How do I restore a DB that wants 6X more space then it needs?

  • Here's the deal; I have a bak file that is 11GB in size.  When I try to restore it, ENt Mgr tells me I am coming up short in drive space.  When I factor how short I am with what I do have I am able to determine that the DB is looking for about 70GB of drive space.  Now I don't know if all of that is wasted log file space or if it is split between the data & the log files and I really don;t care.  What I need is a way to get this thing restored, using only as much space as the DB truely needs and not the massize amounts it is wanting.  I know that the bak file is not compressed and so if it is 11GB then the actual amount of drive space needed to restore it should not need to be 70GB.

    Anyone have any idea on how to get this beast restored?  I do not have the ability to get another backup nor a mdf file so attaching is not an option unless it can somehow be done with a bak file.

     

    Thanks

    Ed

    Kindest Regards,

    Just say No to Facebook!
  • How big is the database from which the backup was made?


    And then again, I might be wrong ...
    David Webb

  • When you are restoring the database, you are using the Options tab to configure where to create the files, right?

    Normally I configure a server to default to the Log and Data partitions for new databases, so forget that some DBAs don't and have caught myself trying to restore to the C drive.

    No wonder says I, and was surprised at the answer, you dummy!

    Andy

  • Ed,

    Unfortunately, if the database you are restoring had an 80 GB data/log file (even if it contained unused space), when you restore it SQL Server will attempt to create the matching file structure.  In other words, it will try to create an 80 GB file, which will be mostly empty by the sounds of it.

    Run the following in QA:

    restore

    filelistonly from disk = '<file path and file name for backup file>'

    That will tell you how many database and log files are contained in the backup file and their respective sizes.  You're basically going to need to find a drive (or combination of drives) to fit those files in. 

    As a follow up: if you don't have enough space on the above SQL Server:  What you can do is restore the database to a SQL Server with sufficient space, shrink the log and data files and take a new backup.

  • Thanks to everyone for your replies.  I just can't believe that there is no way in SQL Server to deal with a case like this, where the client has backed up a file with an unecessarly large amount of unused space allocated for the log file, enough so that the person trying to restore it can not do so because they don;t have that much free drive space. 

     

    What about in SQL Server 2005?  If I have SQL2K5 does anyone know if there is a way to restore this DB without having to allocate so much dead space?

     

    Karl: I tried running the FILELIST command and unfortunately it erros out each time telling me that it 'exceeded retry count' and followed by 'terminating abnormally'.  Does that error really mean anything releveant like the backup is bad?

     

    Thanks to everyone again for your help!  SQLServerCentral.com rocks!

    Ed

    Kindest Regards,

    Just say No to Facebook!
  • Ed,

    I agree it is a pain in the but as I deal with it daily.

    The one thing you might be able to do, is shrink the data and log files on the database it was backed up from and then backup and restore that.  This isnt the prettiest of solutions, but it should work.

    One other thought, you could always really cheat and get one of those USB external drives that have 100 or more GB, put it on, and use it to restore, then shrink and restore again.  They aren't that expensive and could be faster than getting an extra hard drive.

  • Ed,

    about the filelist error you got.

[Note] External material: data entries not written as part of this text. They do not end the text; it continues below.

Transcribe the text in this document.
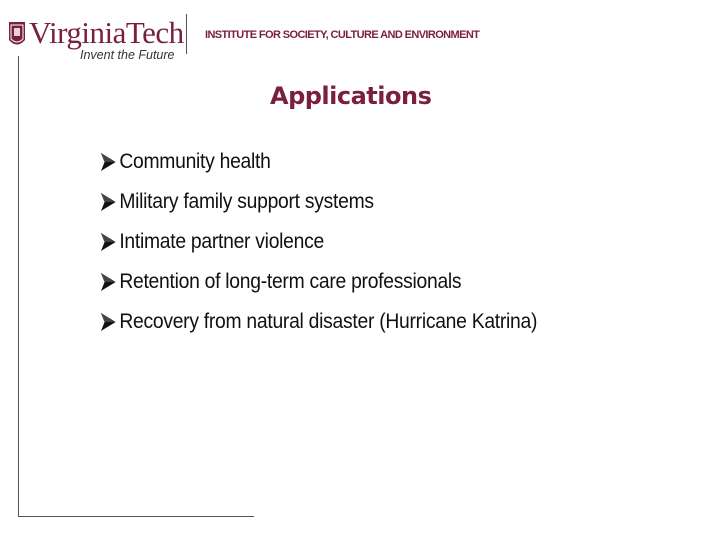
VirginiaTech
Invent the Future
INSTITUTE FOR SOCIETY, CULTURE AND ENVIRONMENT
Applications
Community health
Military family support systems
Intimate partner violence
Retention of long-term care professionals
Recovery from natural disaster (Hurricane Katrina)
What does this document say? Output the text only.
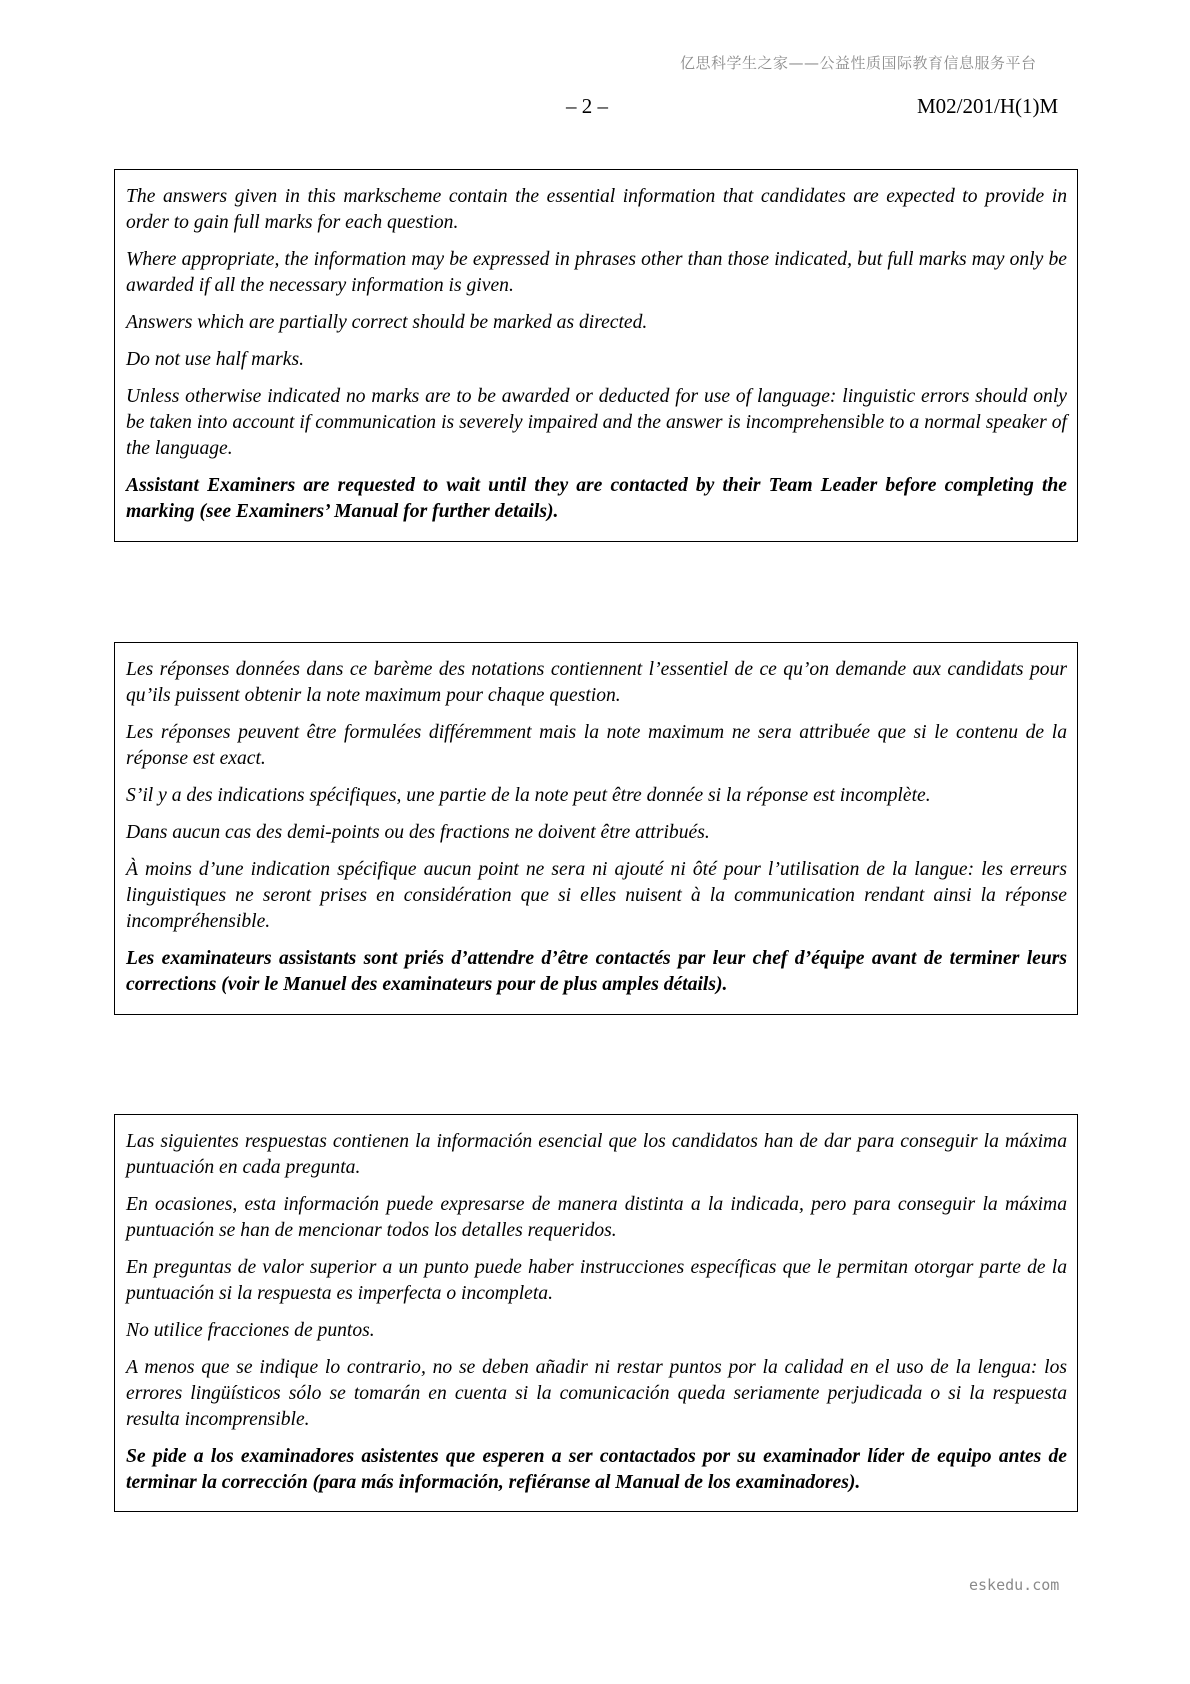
亿思科学生之家——公益性质国际教育信息服务平台
– 2 –	M02/201/H(1)M

The answers given in this markscheme contain the essential information that candidates are expected to provide in order to gain full marks for each question.

Where appropriate, the information may be expressed in phrases other than those indicated, but full marks may only be awarded if all the necessary information is given.

Answers which are partially correct should be marked as directed.

Do not use half marks.

Unless otherwise indicated no marks are to be awarded or deducted for use of language: linguistic errors should only be taken into account if communication is severely impaired and the answer is incomprehensible to a normal speaker of the language.

Assistant Examiners are requested to wait until they are contacted by their Team Leader before completing the marking (see Examiners’ Manual for further details).

Les réponses données dans ce barème des notations contiennent l’essentiel de ce qu’on demande aux candidats pour qu’ils puissent obtenir la note maximum pour chaque question.

Les réponses peuvent être formulées différemment mais la note maximum ne sera attribuée que si le contenu de la réponse est exact.

S’il y a des indications spécifiques, une partie de la note peut être donnée si la réponse est incomplète.

Dans aucun cas des demi-points ou des fractions ne doivent être attribués.

À moins d’une indication spécifique aucun point ne sera ni ajouté ni ôté pour l’utilisation de la langue: les erreurs linguistiques ne seront prises en considération que si elles nuisent à la communication rendant ainsi la réponse incompréhensible.

Les examinateurs assistants sont priés d’attendre d’être contactés par leur chef d’équipe avant de terminer leurs corrections (voir le Manuel des examinateurs pour de plus amples détails).

Las siguientes respuestas contienen la información esencial que los candidatos han de dar para conseguir la máxima puntuación en cada pregunta.

En ocasiones, esta información puede expresarse de manera distinta a la indicada, pero para conseguir la máxima puntuación se han de mencionar todos los detalles requeridos.

En preguntas de valor superior a un punto puede haber instrucciones específicas que le permitan otorgar parte de la puntuación si la respuesta es imperfecta o incompleta.

No utilice fracciones de puntos.

A menos que se indique lo contrario, no se deben añadir ni restar puntos por la calidad en el uso de la lengua: los errores lingüísticos sólo se tomarán en cuenta si la comunicación queda seriamente perjudicada o si la respuesta resulta incomprensible.

Se pide a los examinadores asistentes que esperen a ser contactados por su examinador líder de equipo antes de terminar la corrección (para más información, refiéranse al Manual de los examinadores).

eskedu.com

Haven't seen that one before to be honest.

    Run the following:

    restore verifyonly from disk = ''

    In theory it should return "Backup set is valid".

  • SQL Server doesn't know that you don't want that extra space. It doesn't really know that it is unused space. It just knows that the backup uses 80 GB of space and you only have 70 GB of space (those numbers just used for example). Until the backup is restored, the sizes are just numbers to the system. Once it is restored, then it knows what the numbers mean and how much space is used and unused.

    -SQLBill

  • Thanks to everyone for offering some input.  Unfortunately in the end we just had to remove everything off of our SQL Server hard drives in order to make room for a 60GB log file that in reality had 1 GB of data.  Very frustrating. It amazes me that even as of SQL 2005, Microsoft has not come up with a way to address artificially bloated files in a backup like this.  Even though its true that it is the users responability to make sure they have their file sizes set correctly, when you work in support you are not always going to work with clients who manage their DB's correctly. ANd you may have no way of knowing the fiels are artificially inflated until you've gotten them restored and looked at for yourself.  Oh well.

     

    Ed

    Kindest Regards,

    Just say No to Facebook!
  • Suggestion:

    Create a script that shrinks the files and then does the backup. Supply the script to your clients whenever you need them to send you backup files.

    -SQLBill

  • What database system do work on that allows you to take a backup and compress the file contents.  I work with several other systems (oracle, db2) and what I backup is what I restore.

    A solution to large log files is to backup the log more often so that it doesn't grow so big.  If there is a batch job that caused it to grow that big, do incremental commits.

    This is not a sql server backup problem.  It's an admin problem.